By a 70 percent to 27 percent margin, voters said the Democratic governor should work out a deal with PEF. The poll comes out a day after Cuomo and PEF announced a tentative four-year contract that would avoid the layoffs, which were set to begin Wednesday.
“A solid majority of voters from every party, region and demographic group think the governor should suspend the layoffs,” said Siena College pollster Steven Greenberg.
The poll also found broad support for extending higher income taxes on the wealthy, with a 72 percent to 26 percent margin saying the state should keep higher taxes on those making more than $1 million a year. Higher income taxes on New Yorkers making more than $250,000 is set to expire at year’s end; it brought in about $4 billion in annual revenue to the state.

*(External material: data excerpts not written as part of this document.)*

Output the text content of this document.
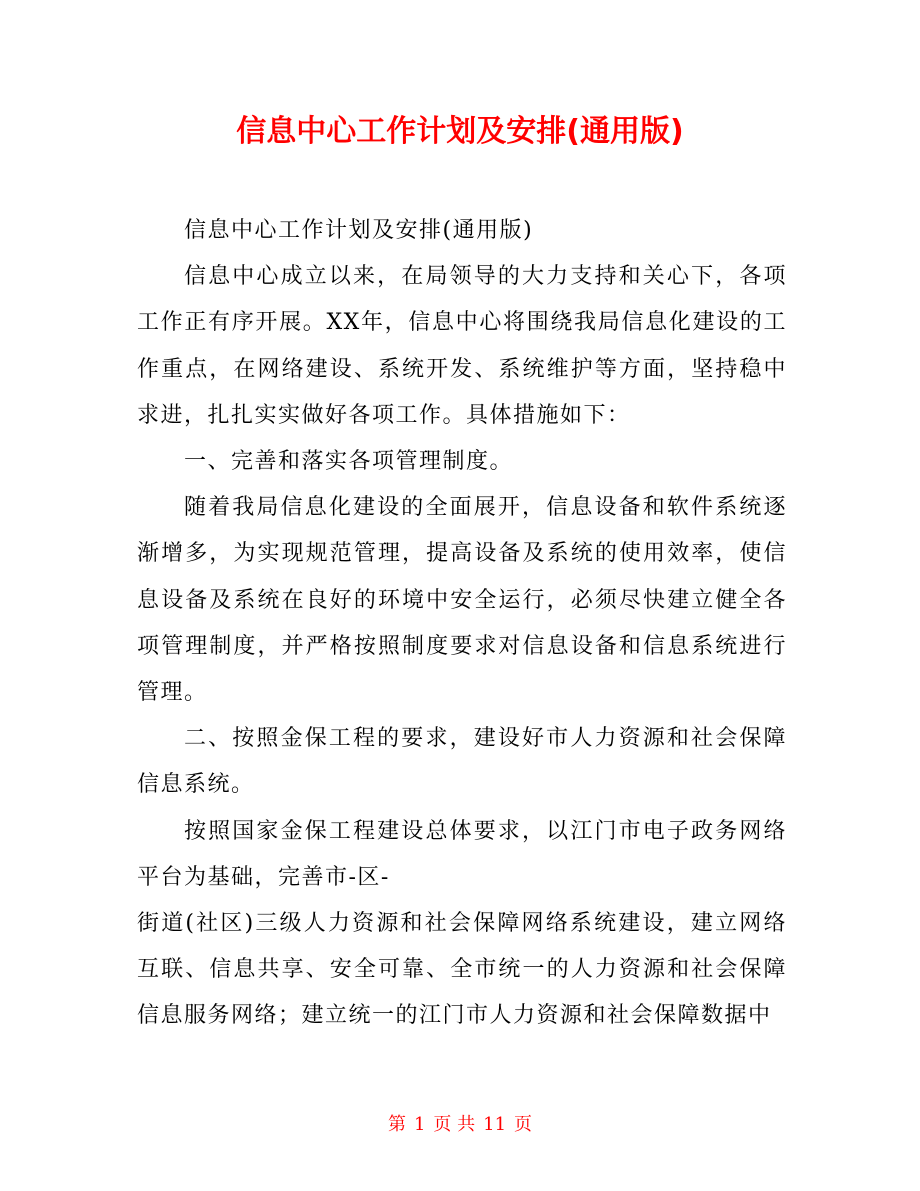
信息中心工作计划及安排(通用版)

信息中心工作计划及安排(通用版)

信息中心成立以来，在局领导的大力支持和关心下，各项工作正有序开展。XX年，信息中心将围绕我局信息化建设的工作重点，在网络建设、系统开发、系统维护等方面，坚持稳中求进，扎扎实实做好各项工作。具体措施如下：

一、完善和落实各项管理制度。

随着我局信息化建设的全面展开，信息设备和软件系统逐渐增多，为实现规范管理，提高设备及系统的使用效率，使信息设备及系统在良好的环境中安全运行，必须尽快建立健全各项管理制度，并严格按照制度要求对信息设备和信息系统进行管理。

二、按照金保工程的要求，建设好市人力资源和社会保障信息系统。

按照国家金保工程建设总体要求，以江门市电子政务网络平台为基础，完善市-区-

街道(社区)三级人力资源和社会保障网络系统建设，建立网络互联、信息共享、安全可靠、全市统一的人力资源和社会保障信息服务网络；建立统一的江门市人力资源和社会保障数据中

第 1 页 共 11 页
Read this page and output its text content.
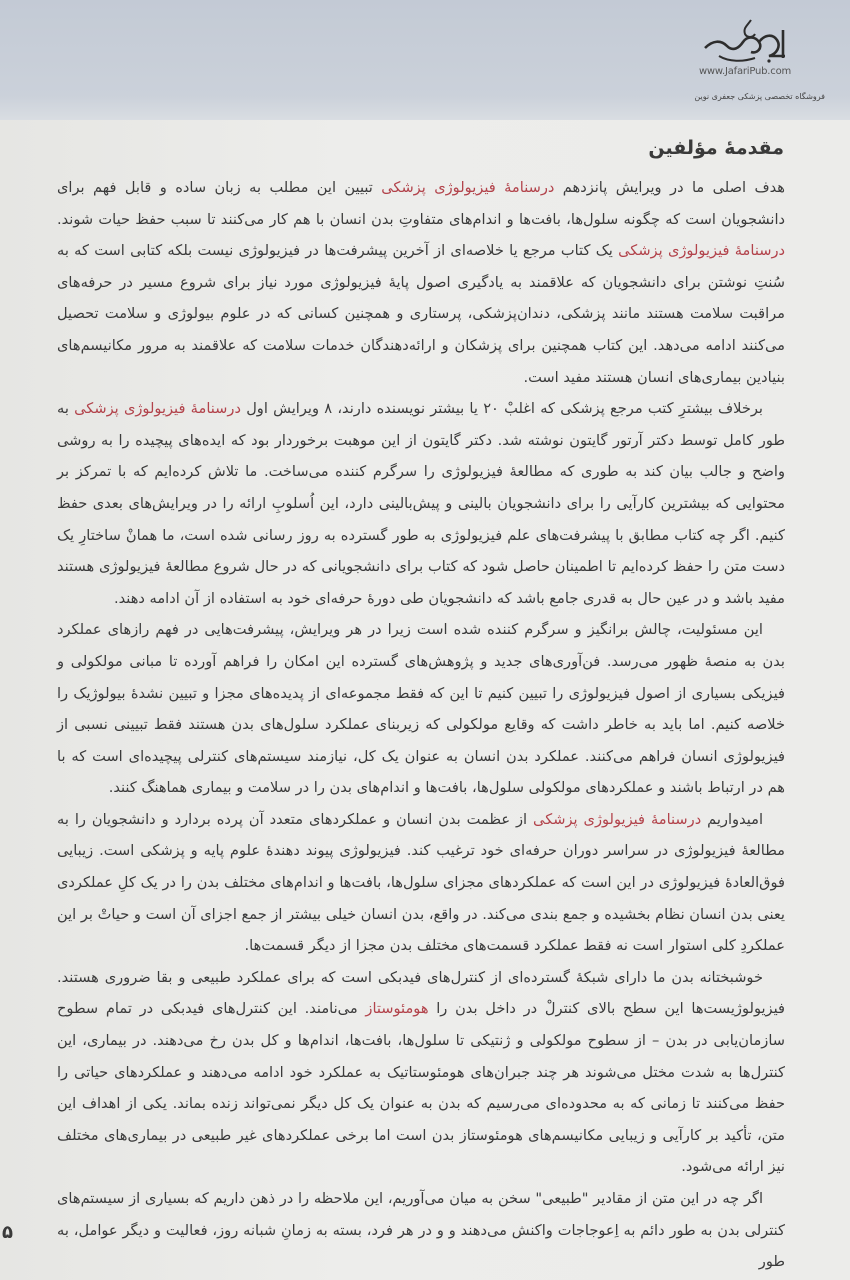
www.JafariPub.com
فروشگاه تخصصی پزشکی جعفری نوین
مقدمهٔ مؤلفین

هدف اصلی ما در ویرایش پانزدهم درسنامهٔ فیزیولوژی پزشکی تبیین این مطلب به زبان ساده و قابل فهم برای دانشجویان است که چگونه سلول‌ها، بافت‌ها و اندام‌های متفاوتِ بدن انسان با هم کار می‌کنند تا سبب حفظ حیات شوند. درسنامهٔ فیزیولوژی پزشکی یک کتاب مرجع یا خلاصه‌ای از آخرین پیشرفت‌ها در فیزیولوژی نیست بلکه کتابی است که به سُنتِ نوشتن برای دانشجویان که علاقمند به یادگیری اصول پایهٔ فیزیولوژی مورد نیاز برای شروع مسیر در حرفه‌های مراقبت سلامت هستند مانند پزشکی، دندان‌پزشکی، پرستاری و همچنین کسانی که در علوم بیولوژی و سلامت تحصیل می‌کنند ادامه می‌دهد. این کتاب همچنین برای پزشکان و ارائه‌دهندگان خدمات سلامت که علاقمند به مرور مکانیسم‌های بنیادین بیماری‌های انسان هستند مفید است.

برخلاف بیشترِ کتب مرجع پزشکی که اغلبْ ۲۰ یا بیشتر نویسنده دارند، ۸ ویرایش اول درسنامهٔ فیزیولوژی پزشکی به طور کامل توسط دکتر آرتور گایتون نوشته شد. دکتر گایتون از این موهبت برخوردار بود که ایده‌های پیچیده را به روشی واضح و جالب بیان کند به طوری که مطالعهٔ فیزیولوژی را سرگرم کننده می‌ساخت. ما تلاش کرده‌ایم که با تمرکز بر محتوایی که بیشترین کارآیی را برای دانشجویان بالینی و پیش‌بالینی دارد، این اُسلوبِ ارائه را در ویرایش‌های بعدی حفظ کنیم. اگر چه کتاب مطابق با پیشرفت‌های علم فیزیولوژی به طور گسترده به روز رسانی شده است، ما همانْ ساختارِ یک دست متن را حفظ کرده‌ایم تا اطمینان حاصل شود که کتاب برای دانشجویانی که در حال شروع مطالعهٔ فیزیولوژی هستند مفید باشد و در عین حال به قدری جامع باشد که دانشجویان طی دورهٔ حرفه‌ای خود به استفاده از آن ادامه دهند.

این مسئولیت، چالش برانگیز و سرگرم کننده شده است زیرا در هر ویرایش، پیشرفت‌هایی در فهم رازهای عملکرد بدن به منصهٔ ظهور می‌رسد. فن‌آوری‌های جدید و پژوهش‌های گسترده این امکان را فراهم آورده تا مبانی مولکولی و فیزیکی بسیاری از اصول فیزیولوژی را تبیین کنیم تا این که فقط مجموعه‌ای از پدیده‌های مجزا و تبیین نشدهٔ بیولوژیک را خلاصه کنیم. اما باید به خاطر داشت که وقایع مولکولی که زیربنای عملکرد سلول‌های بدن هستند فقط تبیینی نسبی از فیزیولوژی انسان فراهم می‌کنند. عملکرد بدن انسان به عنوان یک کل، نیازمند سیستم‌های کنترلی پیچیده‌ای است که با هم در ارتباط باشند و عملکردهای مولکولی سلول‌ها، بافت‌ها و اندام‌های بدن را در سلامت و بیماری هماهنگ کنند.

امیدواریم درسنامهٔ فیزیولوژی پزشکی از عظمت بدن انسان و عملکردهای متعدد آن پرده بردارد و دانشجویان را به مطالعهٔ فیزیولوژی در سراسر دوران حرفه‌ای خود ترغیب کند. فیزیولوژی پیوند دهندهٔ علوم پایه و پزشکی است. زیبایی فوق‌العادهٔ فیزیولوژی در این است که عملکردهای مجزای سلول‌ها، بافت‌ها و اندام‌های مختلف بدن را در یک کلِ عملکردی یعنی بدن انسان نظام بخشیده و جمع بندی می‌کند. در واقع، بدن انسان خیلی بیشتر از جمع اجزای آن است و حیاتْ بر این عملکردِ کلی استوار است نه فقط عملکرد قسمت‌های مختلف بدن مجزا از دیگر قسمت‌ها.

خوشبختانه بدن ما دارای شبکهٔ گسترده‌ای از کنترل‌های فیدبکی است که برای عملکرد طبیعی و بقا ضروری هستند. فیزیولوژیست‌ها این سطح بالای کنترلْ در داخل بدن را هومئوستاز می‌نامند. این کنترل‌های فیدبکی در تمام سطوح سازمان‌یابی در بدن – از سطوح مولکولی و ژنتیکی تا سلول‌ها، بافت‌ها، اندام‌ها و کل بدن رخ می‌دهند. در بیماری، این کنترل‌ها به شدت مختل می‌شوند هر چند جبران‌های هومئوستاتیک به عملکرد خود ادامه می‌دهند و عملکردهای حیاتی را حفظ می‌کنند تا زمانی که به محدوده‌ای می‌رسیم که بدن به عنوان یک کل دیگر نمی‌تواند زنده بماند. یکی از اهداف این متن، تأکید بر کارآیی و زیبایی مکانیسم‌های هومئوستاز بدن است اما برخی عملکردهای غیر طبیعی در بیماری‌های مختلف نیز ارائه می‌شود.

اگر چه در این متن از مقادیر "طبیعی" سخن به میان می‌آوریم، این ملاحظه را در ذهن داریم که بسیاری از سیستم‌های کنترلی بدن به طور دائم به اِعوجاجات واکنش می‌دهند و و در هر فرد، بسته به زمانِ شبانه روز، فعالیت و دیگر عوامل، به طور

۵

Cuomo had rejected keeping the higher income taxes and vowed to move forward with the layoffs if PEF, the state’s second-largest union with 55,000 members, didn’t vote to adopt a new contract after rejecting the first offer on Sept. 27.
The new deal moves the contract from five years in the initial proposal to four years. The state will delay the effective date of the layoff notices until Nov. 4 to allow union members to hold the vote.
The new contract includes reimbursement for workers for nine furlough days at the end of the four-year deal, instead of repaying for four furlough days in the original deal. It also removes a $1,000 cash payment over two years — in the third and fourth years of the deal. The four-year deal has no salary increases for the first three years and a 2 percent increase in 2014.
Cuomo said the deal includes the same no-layoff protections as the first contract offer. That deal included layoff protections through the 2012-13 fiscal year.
The contract negotiations have done little to affect Cuomo’s broad popularity, the poll found. Cuomo’s favorability rating remained at 71 percent to 22 percent, down slightly from a Siena College poll last month that put his favorability at 72 percent to 18 percent. Cuomo’s job performance rose slightly, up to 58 percent to 41 percent.
The poll also asked about next year’s budget priorities. Cuomo will unveil his 2012-13 budget proposal in January.
The poll found that voters by a 51 percent to 35 percent margin voters would prefer the expected $2 billion deficit be closed by cuts to spending rather than increased revenues. Voters preferred cuts in the state workforce and parks rather than cuts in education and health spending. If taxes were increased, voters said they would prefer an increase in business taxes rather than personal income taxes, according to the poll.
The poll was conducted Oct. 10-12 by telephone calls to 800 New York State registered voters. It has a margin of error of 3.5 percentage points.